Private schools in Scotland are able to register as charities and attract certain benefits, including Gift Aid on donations.
Charitable status means they cannot operate for profit and they must be able to show they are creating public benefit.
Independent schools register as charities with the key objective of advancing education, but often with other purposes such as advancing health through sporting participation or advancing the arts.
To pass the charity test introduced by the Charities and Trustee Investment (Scotland) Act 2005 they must show they are exclusively charitable and provide public benefit.
To do so schools offer means-tested fee remissions and bursaries and access to their facilities.

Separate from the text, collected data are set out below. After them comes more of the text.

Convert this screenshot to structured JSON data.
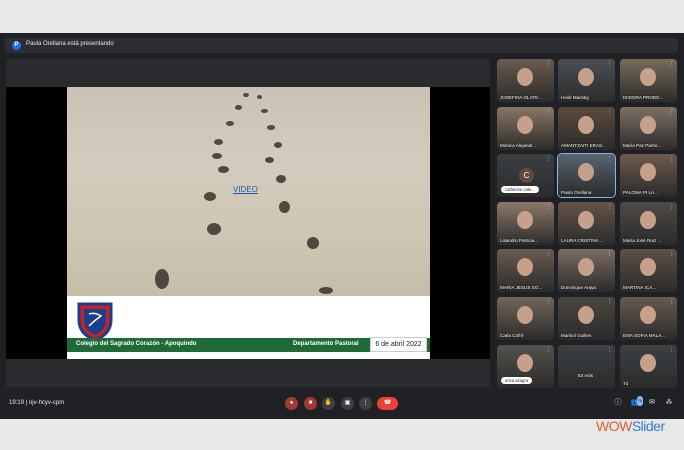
{
  "presenter": {
    "initial": "P",
    "text": "Paula Orellana está presentando"
  },
  "slide": {
    "link": "VIDEO",
    "school": "Colegio del Sagrado Corazón - Apoquindo",
    "department": "Departamento Pastoral",
    "date": "6 de abril 2022"
  },
  "tiles": [
    {
      "name": "JOSEFINA OLATE..."
    },
    {
      "name": "Heidi Machtig"
    },
    {
      "name": "ISIDORA PROBO..."
    },
    {
      "name": "Mónica Alejandr..."
    },
    {
      "name": "AMANTZAITI ERAS..."
    },
    {
      "name": "María Paz Parho..."
    },
    {
      "name": "catherine cale..."
    },
    {
      "name": "Paula Orellana"
    },
    {
      "name": "PALOMA PI LA..."
    },
    {
      "name": "Lisandro Patricia..."
    },
    {
      "name": "LAURA CRISTINA ..."
    },
    {
      "name": "María José Ruiz ..."
    },
    {
      "name": "MARIA JESUS SO..."
    },
    {
      "name": "Dominique Araya"
    },
    {
      "name": "MARTINA ICA..."
    },
    {
      "name": "Carla Cofré"
    },
    {
      "name": "Marisol Guillen"
    },
    {
      "name": "EMA SOFIA MALA..."
    },
    {
      "name": "erica azagra"
    },
    {
      "name": "53 más"
    },
    {
      "name": "Tú"
    }
  ],
  "bottom": {
    "time": "19:19",
    "separator": "|",
    "code": "ojv-hcyv-cpm",
    "people_count": "76"
  },
  "watermark": {
    "part1": "WOW",
    "part2": "Slider"
  }
}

As well as providing education to pupils – with term fees ranging from £2,752 to £13,715 – in Courier country schools – they provide public benefit in a number of ways.
For example, Kilgraston School, in Perthshire, allows its grounds to used by local groups and sports clubs. Its chapel is the local Catholic church and each year staff act as markers for the SQA and music exams.

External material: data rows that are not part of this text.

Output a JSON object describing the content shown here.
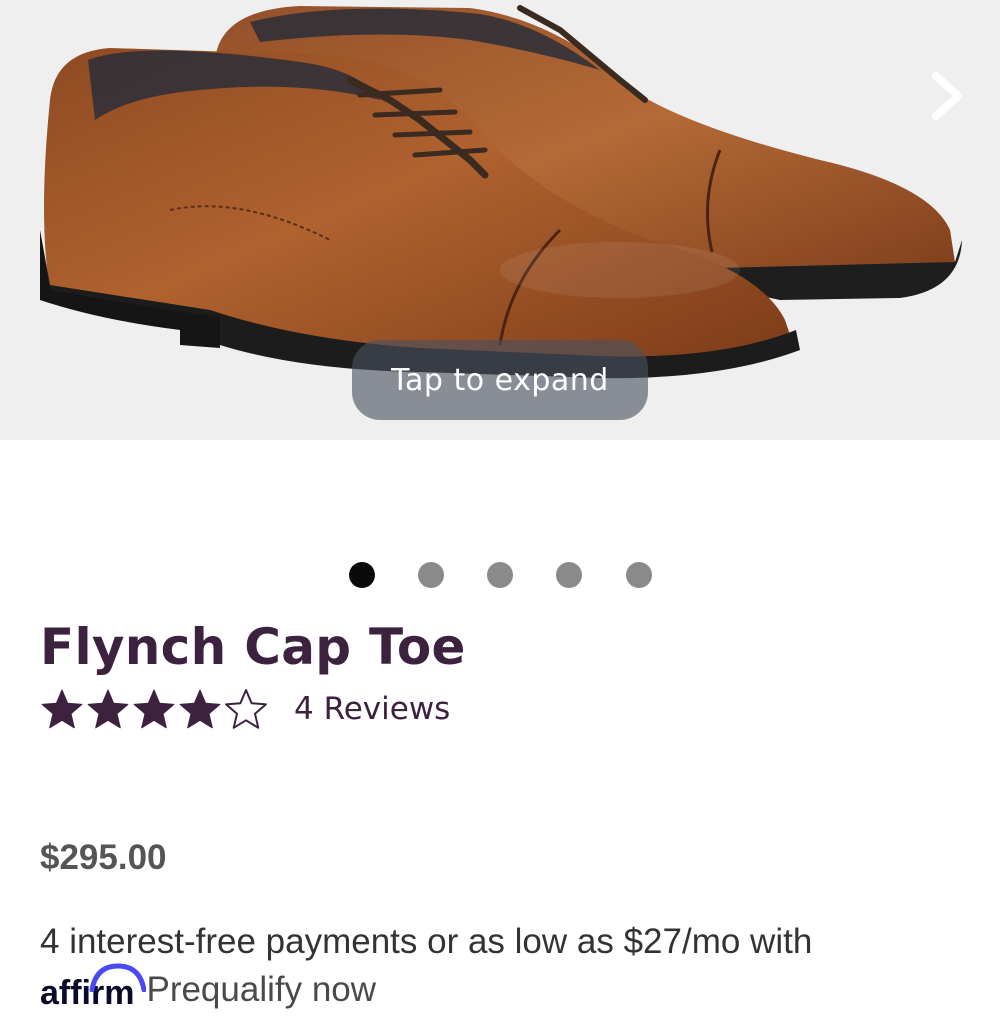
{
  "hero": {
    "expand_label": "Tap to expand",
    "next_icon": "chevron-right-icon",
    "image_subject": "shoe-pair"
  },
  "carousel": {
    "total_slides": 5,
    "active_index": 0
  },
  "product": {
    "name": "Flynch Cap Toe",
    "rating": 4,
    "rating_max": 5,
    "reviews_label": "4 Reviews",
    "price": "$295.00",
    "payments_text": "4 interest-free payments or as low as $27/mo with",
    "affirm_logo": "affirm",
    "prequalify_label": "Prequalify now"
  },
  "colors": {
    "title": "#3d2240",
    "star": "#3d2240",
    "dot_active": "#0a0a0a",
    "dot_inactive": "#8a8a8a",
    "affirm_arc": "#4a4af4"
  }
}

Similar activities are undertaken at Glenalmond College, also in Perthshire, where the chapel is the Episcopal church for the local area.

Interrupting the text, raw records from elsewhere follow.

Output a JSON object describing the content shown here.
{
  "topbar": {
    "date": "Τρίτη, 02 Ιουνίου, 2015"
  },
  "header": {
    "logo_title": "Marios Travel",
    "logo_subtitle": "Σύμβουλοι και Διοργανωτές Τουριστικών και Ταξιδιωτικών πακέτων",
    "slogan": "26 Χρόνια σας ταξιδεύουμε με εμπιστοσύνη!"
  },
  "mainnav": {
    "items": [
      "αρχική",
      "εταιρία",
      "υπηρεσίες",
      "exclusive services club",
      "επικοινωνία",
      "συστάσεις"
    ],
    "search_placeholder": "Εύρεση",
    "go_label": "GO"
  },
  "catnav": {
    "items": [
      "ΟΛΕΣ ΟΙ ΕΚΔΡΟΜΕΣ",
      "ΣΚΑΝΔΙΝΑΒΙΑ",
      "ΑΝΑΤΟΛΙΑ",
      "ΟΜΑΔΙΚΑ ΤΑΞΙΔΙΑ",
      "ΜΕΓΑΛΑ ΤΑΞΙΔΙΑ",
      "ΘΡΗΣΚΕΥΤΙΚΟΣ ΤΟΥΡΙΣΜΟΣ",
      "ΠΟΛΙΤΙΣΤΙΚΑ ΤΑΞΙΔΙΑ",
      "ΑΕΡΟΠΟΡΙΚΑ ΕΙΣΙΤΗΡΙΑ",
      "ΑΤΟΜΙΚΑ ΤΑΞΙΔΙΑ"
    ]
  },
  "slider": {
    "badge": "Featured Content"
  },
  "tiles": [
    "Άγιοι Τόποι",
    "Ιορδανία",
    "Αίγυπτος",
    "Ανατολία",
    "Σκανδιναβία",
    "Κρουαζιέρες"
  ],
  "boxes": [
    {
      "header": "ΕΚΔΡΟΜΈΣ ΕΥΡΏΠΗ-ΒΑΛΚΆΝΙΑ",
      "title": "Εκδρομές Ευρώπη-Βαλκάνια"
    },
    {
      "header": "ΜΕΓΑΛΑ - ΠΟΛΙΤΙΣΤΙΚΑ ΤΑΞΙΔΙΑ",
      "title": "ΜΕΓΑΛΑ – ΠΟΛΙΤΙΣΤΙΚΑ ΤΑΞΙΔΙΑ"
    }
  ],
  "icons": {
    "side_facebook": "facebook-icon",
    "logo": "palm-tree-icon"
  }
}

Last year, 3.9% of Scotland’s schoolchildren attended an independent school, according to a census by the Scottish Council of Independent Schools.
A quarter of them received financial help and 3.1% of senior school pupils had 100% fees assistance.
Should charitable status continue?
Whether independent schools should have charitable status while state schools do not is a contentious topic.
Arguably the most important tax relief offered by charitable status – non-domestic rates relief – was removed from independent schools in April 2022.
That could see schools consider whether charitable status remains beneficial.
However, a section of the 2005 Act giving charity regulator OSCR continuing power over their assets – including buildings and land – would mean these would still have to be used for charitable purposes originally set out.
‘Unique’ level of public scrutiny
John Edward, director of the Scottish Council of Independent Schools, said independent schools account for just over 50 of 25,000 registered charities in Scotland, of which everyone could “identify ones we don’t agree with”.
He added: “Independent schools in Scotland have undergone a unique level of public scrutiny. A 2005 Act created a specific test of public benefit, which all schools are held to by the independent charity regulator.
“A further public petition to the Scottish Parliament also looked at charitable status itself.
“An act of the Scottish Parliament recently removed the (partial) rates relief provided to schools to support their public benefit activities.
“These unique measures have not been undertaken elsewhere in the UK, nor for any of the more than 25,000 other charities – of all kinds – on the Scottish register.
“That includes higher education institutions which, unlike independent schools, do receive some state funding and substantial non-domestic rates relief.
“Means-tested fee assistance to widen access is now the default in Scottish schools, and the amount available has more than tripled since the charity test first measured it, all from parental fee income.
“Any school would wish to widen participation even further if it possibly could, but increasing costs to those schools alone will not help achieve that.”